Naïla Guiguet a trouvé en son amie Dustin Muchuvitz, figure des nuits parisiennes et déjà comédienne notamment chez Alexis Langlois (De la terreur mes sœurs, Les Démons de Dorothy), son personnage central, celle autour de qui le récit de cette nuit de fête et d’after va tourner, celle dont on adopte le point de vue touchant et désabusé : "C’est mon amie depuis plus de 10 ans et on a eu une discussion en after qui est un peu à l’origine du film, se souvient la cinéaste. Tout le monde, au sein même de la communauté queer, demandait à Dustin de se définir et ça la faisait chier. Je l’ai genrée au féminin dans le film, ou en tout cas dans le scénario, mais, dans la vie elle se dit plutôt 'gender fuck' donc on peut l’appeler comme on veut. Je me suis habituée à la genrer au féminin car j’y vois une espèce de respect. Mais avec la langue française, il est compliqué de sortir de la binarité." 

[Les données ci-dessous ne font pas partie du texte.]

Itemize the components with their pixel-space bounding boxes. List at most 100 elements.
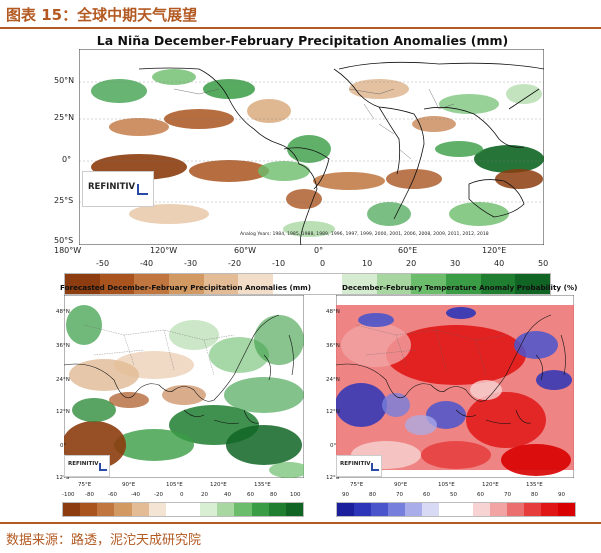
- colorbar-swatch: [99, 274, 135, 294]
- colorbar-swatch: [515, 274, 550, 294]
- right-map-panel: December-February Temperature Anomaly Pr…: [326, 281, 578, 521]
- right-colorbar-tick: 50: [450, 492, 457, 498]
- right-map-lon-label: 75°E: [350, 482, 364, 488]
- left-map-coastlines: [64, 314, 294, 424]
- right-colorbar-tick: 80: [369, 492, 376, 498]
- colorbar-swatch: [507, 503, 524, 516]
- left-colorbar-tick: -40: [131, 492, 140, 498]
- colorbar-swatch: [337, 503, 354, 516]
- right-map-lat-label: 12°N: [326, 409, 340, 415]
- top-map-borders: [173, 88, 455, 160]
- refinitiv-mark-icon: [371, 463, 379, 471]
- right-map-anomaly-fields: [336, 305, 574, 476]
- colorbar-swatch: [148, 503, 166, 516]
- left-map-lon-label: 90°E: [122, 482, 136, 488]
- header-rule: [0, 27, 601, 29]
- refinitiv-mark-icon: [99, 463, 107, 471]
- top-map-lon-label: 120°W: [150, 246, 178, 255]
- top-colorbar-tick: 10: [362, 259, 373, 268]
- colorbar-swatch: [422, 503, 439, 516]
- top-map-lat-label: 50°S: [54, 236, 74, 245]
- colorbar-swatch: [234, 503, 252, 516]
- colorbar-swatch: [63, 503, 81, 516]
- left-map-canvas: [64, 295, 304, 478]
- source-note: 数据来源：路透，泥沱天成研究院: [6, 533, 202, 548]
- left-map-panel: Forecasted December-February Precipitati…: [56, 281, 312, 521]
- right-map-colorbar: [336, 502, 576, 517]
- top-map-lon-label: 60°W: [234, 246, 257, 255]
- right-colorbar-tick: 70: [396, 492, 403, 498]
- top-colorbar-tick: -40: [140, 259, 154, 268]
- left-colorbar-tick: -60: [108, 492, 117, 498]
- left-map-lat-label: 12°S: [56, 475, 70, 481]
- colorbar-swatch: [490, 503, 507, 516]
- refinitiv-logo-text: REFINITIV: [68, 461, 99, 467]
- right-map-lat-label: 48°N: [326, 309, 340, 315]
- top-colorbar-tick: -30: [184, 259, 198, 268]
- colorbar-swatch: [439, 503, 456, 516]
- left-map-colorbar: [62, 502, 304, 517]
- right-colorbar-tick: 80: [531, 492, 538, 498]
- colorbar-swatch: [411, 274, 447, 294]
- right-colorbar-tick: 60: [423, 492, 430, 498]
- colorbar-swatch: [97, 503, 115, 516]
- top-map-lat-label: 0°: [62, 155, 72, 164]
- colorbar-swatch: [272, 274, 308, 294]
- colorbar-swatch: [251, 503, 269, 516]
- left-map-lon-label: 135°E: [254, 482, 271, 488]
- left-map-lon-label: 105°E: [166, 482, 183, 488]
- top-map-graticule: [79, 81, 544, 203]
- refinitiv-mark-icon: [137, 184, 148, 195]
- right-map-lon-label: 135°E: [526, 482, 543, 488]
- top-map-lon-label: 180°W: [54, 246, 82, 255]
- left-map-lat-label: 48°N: [56, 309, 70, 315]
- right-colorbar-tick: 60: [477, 492, 484, 498]
- left-map-lon-label: 120°E: [210, 482, 227, 488]
- top-colorbar-tick: -50: [96, 259, 110, 268]
- figure-title: 图表 15：全球中期天气展望: [6, 6, 198, 24]
- right-map-coastlines: [336, 314, 566, 424]
- right-map-lon-label: 105°E: [438, 482, 455, 488]
- left-colorbar-tick: -20: [154, 492, 163, 498]
- top-colorbar-tick: 20: [406, 259, 417, 268]
- left-map-lat-label: 12°N: [56, 409, 70, 415]
- right-map-canvas: [336, 295, 574, 478]
- colorbar-swatch: [217, 503, 235, 516]
- colorbar-swatch: [376, 274, 412, 294]
- top-colorbar-tick: -20: [228, 259, 242, 268]
- colorbar-swatch: [182, 503, 201, 516]
- right-map-lat-label: 24°N: [326, 377, 340, 383]
- left-map-anomaly-fields: [64, 305, 304, 478]
- left-colorbar-tick: 80: [270, 492, 277, 498]
- left-colorbar-tick: 60: [247, 492, 254, 498]
- top-colorbar-tick: 40: [494, 259, 505, 268]
- colorbar-swatch: [165, 503, 183, 516]
- right-colorbar-tick: 90: [342, 492, 349, 498]
- colorbar-swatch: [456, 503, 473, 516]
- refinitiv-logo-text: REFINITIV: [340, 461, 371, 467]
- colorbar-swatch: [238, 274, 273, 294]
- top-map-lat-label: 25°S: [54, 196, 74, 205]
- left-map-borders: [83, 324, 235, 376]
- top-colorbar-tick: 30: [450, 259, 461, 268]
- top-map-lat-label: 25°N: [54, 113, 75, 122]
- refinitiv-logo-text: REFINITIV: [88, 182, 136, 192]
- left-colorbar-tick: 100: [290, 492, 301, 498]
- colorbar-swatch: [285, 503, 303, 516]
- colorbar-swatch: [558, 503, 575, 516]
- left-map-lat-label: 24°N: [56, 377, 70, 383]
- colorbar-swatch: [134, 274, 169, 294]
- colorbar-swatch: [168, 274, 204, 294]
- top-map-analog-years: Analog Years: 1984, 1985, 1988, 1989, 19…: [240, 232, 489, 237]
- left-colorbar-tick: -100: [62, 492, 75, 498]
- top-map-title: La Niña December-February Precipitation …: [96, 33, 509, 48]
- colorbar-swatch: [446, 274, 481, 294]
- left-colorbar-tick: 0: [180, 492, 184, 498]
- colorbar-swatch: [80, 503, 98, 516]
- colorbar-swatch: [268, 503, 286, 516]
- left-colorbar-tick: 40: [224, 492, 231, 498]
- right-map-title: December-February Temperature Anomaly Pr…: [342, 283, 578, 292]
- right-map-lat-label: 0°: [330, 443, 337, 449]
- top-map-colorbar: [64, 273, 551, 295]
- left-map-title: Forecasted December-February Precipitati…: [60, 283, 312, 292]
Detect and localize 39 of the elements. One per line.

L’idée du film, c’est de confronter la personnalité et le corps de Dustin à la fête et d’y saisir les doutes, les audaces et les difficultés d’être soi, même au sein d’un milieu ouvert à la différence. C’est aussi faire en sorte que la nuit apparaisse dans ce qu’elle a de plus beau : la quête presque naïve de l’amour et de la reconnaissance.

"C’était évident que c’était elle que j’avais envie de filmer et de ce sujet que j’avais envie de parler, précise Naïla Guiguet. J’ai créé de la fiction pour aborder les questions d’identité au sein du groupe et au sein du couple, le désir que les corps peuvent provoquer, qui peut être malsain comme une sorte de fétichisation ou comme une relation sexuelle qui reste dans le secret d’un after. L'univers de la techno est un lieu où l’on crée du lien et l’un des seuls où on ne te demande pas d’être productif. Les connexions naissent et peuvent s’oublier dès le lendemain. Un personnage comme Dustin ne vit pas les connexions de soirée de la même façon que les autres."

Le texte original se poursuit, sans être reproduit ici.